To reduce the size of the workforce, management plans in particular to rationalize existing positions by eliminating headquarters functions and in particular “the pooling of more than 200 positions in Saint-Étienne”. Also, the 1,293 job cuts envisaged in total in this internal reorganization would then affect the Clichy and Vitry headquarters more. “The Saint Étienne Group headquarters would thus retain 1,010 positions out of the current 1,564.”
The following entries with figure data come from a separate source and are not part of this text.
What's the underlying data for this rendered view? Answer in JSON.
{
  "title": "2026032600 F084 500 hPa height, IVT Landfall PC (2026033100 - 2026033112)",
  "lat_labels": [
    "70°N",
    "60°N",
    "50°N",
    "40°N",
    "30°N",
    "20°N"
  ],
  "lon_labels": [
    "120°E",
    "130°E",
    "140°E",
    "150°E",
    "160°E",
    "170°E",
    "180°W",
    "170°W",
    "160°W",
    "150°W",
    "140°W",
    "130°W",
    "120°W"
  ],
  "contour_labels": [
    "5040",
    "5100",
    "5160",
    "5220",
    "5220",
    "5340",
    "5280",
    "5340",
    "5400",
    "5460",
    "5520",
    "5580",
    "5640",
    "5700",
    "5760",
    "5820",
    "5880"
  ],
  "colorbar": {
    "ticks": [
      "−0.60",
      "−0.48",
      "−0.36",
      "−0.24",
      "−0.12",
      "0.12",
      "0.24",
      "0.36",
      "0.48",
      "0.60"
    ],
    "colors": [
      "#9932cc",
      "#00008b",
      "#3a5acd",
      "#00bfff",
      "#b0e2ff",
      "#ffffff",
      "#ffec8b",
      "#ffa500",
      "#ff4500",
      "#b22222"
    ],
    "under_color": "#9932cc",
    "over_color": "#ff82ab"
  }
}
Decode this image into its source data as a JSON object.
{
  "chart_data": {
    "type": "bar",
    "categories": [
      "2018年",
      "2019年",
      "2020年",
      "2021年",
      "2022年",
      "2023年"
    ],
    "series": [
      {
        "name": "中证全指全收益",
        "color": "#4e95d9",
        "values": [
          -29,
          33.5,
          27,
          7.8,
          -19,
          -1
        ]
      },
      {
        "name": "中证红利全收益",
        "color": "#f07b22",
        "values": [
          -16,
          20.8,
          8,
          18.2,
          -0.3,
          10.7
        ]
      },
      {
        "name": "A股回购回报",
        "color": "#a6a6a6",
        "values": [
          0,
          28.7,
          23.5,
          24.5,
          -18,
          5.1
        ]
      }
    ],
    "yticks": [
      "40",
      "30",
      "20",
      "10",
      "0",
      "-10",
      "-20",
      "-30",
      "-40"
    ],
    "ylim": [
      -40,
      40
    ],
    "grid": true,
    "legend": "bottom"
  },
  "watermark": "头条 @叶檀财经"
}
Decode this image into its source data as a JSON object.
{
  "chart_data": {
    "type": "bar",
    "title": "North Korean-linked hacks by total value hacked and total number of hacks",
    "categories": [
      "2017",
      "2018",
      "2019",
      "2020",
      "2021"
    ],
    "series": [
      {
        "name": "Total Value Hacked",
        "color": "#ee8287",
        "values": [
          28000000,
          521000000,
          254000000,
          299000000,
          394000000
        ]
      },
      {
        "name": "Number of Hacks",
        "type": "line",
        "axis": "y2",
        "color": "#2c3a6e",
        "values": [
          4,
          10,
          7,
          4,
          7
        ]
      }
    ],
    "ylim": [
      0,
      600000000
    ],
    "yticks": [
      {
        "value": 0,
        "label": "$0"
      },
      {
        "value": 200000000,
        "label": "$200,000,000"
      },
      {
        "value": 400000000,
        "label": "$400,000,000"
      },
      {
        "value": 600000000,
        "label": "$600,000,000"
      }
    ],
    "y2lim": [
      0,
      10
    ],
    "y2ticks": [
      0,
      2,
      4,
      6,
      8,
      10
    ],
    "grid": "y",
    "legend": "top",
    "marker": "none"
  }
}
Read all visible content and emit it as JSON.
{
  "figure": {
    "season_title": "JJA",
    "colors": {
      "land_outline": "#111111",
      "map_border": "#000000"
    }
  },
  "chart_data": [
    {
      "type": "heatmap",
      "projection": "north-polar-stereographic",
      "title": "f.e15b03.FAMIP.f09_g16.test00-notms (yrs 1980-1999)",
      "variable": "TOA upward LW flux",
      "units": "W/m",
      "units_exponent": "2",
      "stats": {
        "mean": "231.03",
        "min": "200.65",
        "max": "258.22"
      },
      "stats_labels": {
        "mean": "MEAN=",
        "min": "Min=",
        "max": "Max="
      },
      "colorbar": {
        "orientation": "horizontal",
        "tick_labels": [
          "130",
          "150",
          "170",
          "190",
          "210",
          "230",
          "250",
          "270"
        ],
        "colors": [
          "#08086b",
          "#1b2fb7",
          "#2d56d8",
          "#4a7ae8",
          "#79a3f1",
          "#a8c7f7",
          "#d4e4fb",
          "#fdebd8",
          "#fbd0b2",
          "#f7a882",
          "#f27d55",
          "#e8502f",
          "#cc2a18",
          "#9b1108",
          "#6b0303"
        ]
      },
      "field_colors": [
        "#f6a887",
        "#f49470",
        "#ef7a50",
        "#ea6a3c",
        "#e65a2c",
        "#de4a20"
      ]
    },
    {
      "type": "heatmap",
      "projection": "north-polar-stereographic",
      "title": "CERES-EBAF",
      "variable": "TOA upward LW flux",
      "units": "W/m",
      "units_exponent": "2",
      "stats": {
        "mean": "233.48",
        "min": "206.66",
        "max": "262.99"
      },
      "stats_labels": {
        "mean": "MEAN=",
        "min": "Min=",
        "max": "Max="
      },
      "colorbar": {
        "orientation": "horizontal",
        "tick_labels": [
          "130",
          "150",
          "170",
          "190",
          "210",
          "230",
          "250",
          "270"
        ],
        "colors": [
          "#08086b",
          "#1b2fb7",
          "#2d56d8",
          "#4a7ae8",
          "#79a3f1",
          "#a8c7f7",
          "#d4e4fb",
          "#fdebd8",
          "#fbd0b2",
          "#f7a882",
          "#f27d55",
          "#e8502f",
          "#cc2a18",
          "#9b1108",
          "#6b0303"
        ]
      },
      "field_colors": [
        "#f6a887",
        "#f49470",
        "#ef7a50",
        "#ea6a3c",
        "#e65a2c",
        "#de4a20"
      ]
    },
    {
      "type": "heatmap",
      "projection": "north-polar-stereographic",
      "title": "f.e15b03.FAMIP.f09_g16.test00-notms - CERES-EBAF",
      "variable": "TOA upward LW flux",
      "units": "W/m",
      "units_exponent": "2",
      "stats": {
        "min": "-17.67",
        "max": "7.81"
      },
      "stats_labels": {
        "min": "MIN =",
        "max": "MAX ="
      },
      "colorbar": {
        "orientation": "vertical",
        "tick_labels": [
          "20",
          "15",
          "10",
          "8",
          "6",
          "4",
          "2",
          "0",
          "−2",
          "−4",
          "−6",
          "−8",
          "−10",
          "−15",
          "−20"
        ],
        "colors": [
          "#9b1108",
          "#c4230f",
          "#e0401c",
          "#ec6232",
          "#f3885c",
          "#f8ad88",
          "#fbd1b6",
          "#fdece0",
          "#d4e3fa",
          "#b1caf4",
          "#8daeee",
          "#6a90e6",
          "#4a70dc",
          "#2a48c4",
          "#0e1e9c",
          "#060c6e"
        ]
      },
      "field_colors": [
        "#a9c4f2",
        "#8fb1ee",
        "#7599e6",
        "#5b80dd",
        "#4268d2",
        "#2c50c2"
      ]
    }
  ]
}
As for the other deletions, they will concern the closure of some of the 26 super and hypermarkets still within the group. The latter should not succeed in selling them all, which would imply 1,974 job cuts at most. Same delicate situation for certain warehouses which were intended for super and hypermarkets and which remain unsold.

Suffice to say that the day promises to be intense for the new management which also plans to communicate, at the end of the day, its first quarter results. A first since the takeover by the new shareholders.